I think that’s one of the ways that you give oxygen to the word “jazz”: to have a global perspective of how jazz functions. At the core, jazz provides values that are so important: democracy, community work, listening, negotiation. That’s part of what jazz is about. And we have an institute where we can welcome all these nationalities in the world and work out our differences through music — a non-threatening tool — and come out with an organic platform to influence politicians, to influence how the world should work, through music.
There is something you had said recently, and I’m hanging onto it. You said, “Art is becoming central to the re-direction of humanity, a way to put a brake on all the negativity. Music … has the potential of lighting up humanity. It’s amazing how music can provide hope for youth, optimism for change, and dreams of a better future.” I want to believe this, Danilo.

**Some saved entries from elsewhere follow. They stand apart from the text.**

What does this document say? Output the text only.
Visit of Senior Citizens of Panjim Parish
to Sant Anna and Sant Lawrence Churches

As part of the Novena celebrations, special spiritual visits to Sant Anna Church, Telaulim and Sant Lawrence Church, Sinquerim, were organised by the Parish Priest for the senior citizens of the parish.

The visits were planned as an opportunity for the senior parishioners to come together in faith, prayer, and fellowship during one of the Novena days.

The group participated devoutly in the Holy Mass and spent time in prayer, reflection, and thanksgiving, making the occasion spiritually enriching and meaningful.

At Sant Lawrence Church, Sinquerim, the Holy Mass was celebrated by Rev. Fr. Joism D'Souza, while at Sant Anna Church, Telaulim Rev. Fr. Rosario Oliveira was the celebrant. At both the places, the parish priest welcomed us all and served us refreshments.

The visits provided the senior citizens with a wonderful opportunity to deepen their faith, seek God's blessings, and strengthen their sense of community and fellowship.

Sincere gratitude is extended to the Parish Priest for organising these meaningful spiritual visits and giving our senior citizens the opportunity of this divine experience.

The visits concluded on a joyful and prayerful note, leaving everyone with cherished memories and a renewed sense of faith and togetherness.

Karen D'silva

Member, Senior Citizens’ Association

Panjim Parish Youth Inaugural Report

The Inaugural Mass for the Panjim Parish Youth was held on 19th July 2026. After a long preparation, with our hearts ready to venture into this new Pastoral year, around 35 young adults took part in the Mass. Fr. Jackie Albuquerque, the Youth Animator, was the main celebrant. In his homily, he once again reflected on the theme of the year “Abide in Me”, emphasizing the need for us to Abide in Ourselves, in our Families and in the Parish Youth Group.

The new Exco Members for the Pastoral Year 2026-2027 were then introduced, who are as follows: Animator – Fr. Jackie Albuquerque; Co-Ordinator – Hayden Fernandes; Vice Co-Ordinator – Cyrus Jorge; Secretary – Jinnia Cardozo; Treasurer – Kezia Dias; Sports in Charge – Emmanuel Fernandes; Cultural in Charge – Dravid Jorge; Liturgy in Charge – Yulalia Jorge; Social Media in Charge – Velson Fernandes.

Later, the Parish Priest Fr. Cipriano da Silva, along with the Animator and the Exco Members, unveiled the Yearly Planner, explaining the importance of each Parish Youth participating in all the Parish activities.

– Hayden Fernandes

Believe me. I just came back from Panama, a country that has a long, long history with jazz. One of the things I got from producing with my wife the Panama Jazz Festival for 17 years was that the youth took [over] the festival. Global jazz is speaking to young people. And that is the best gift we can give humanity — to really give the young generation an opportunity to practise music that brings the art of listening, and the art of community, and the art of building dreams together. And that’s why jazz is so important.
Have you always had this optimism, or have you had to sort of manufacture more optimism in the face of the nonsense that’s going on in the world right now?
The ancient power of music in society should be healing. It should be therapy. This is what I get from playing music. It’s an out-of-body experience. Just to feel that gives me the energy, the hope and the optimistic behaviour I need to hang on in the world. If we let music do the therapy, I think we get what we need. It’s helpful to the brain, to concentration, to the prevention of many things. If we support the music, the culture, the art, if we do that, we have an opportunity to create an antidote against all this negativity. That’s what we do. We are the shamans and the healers of society.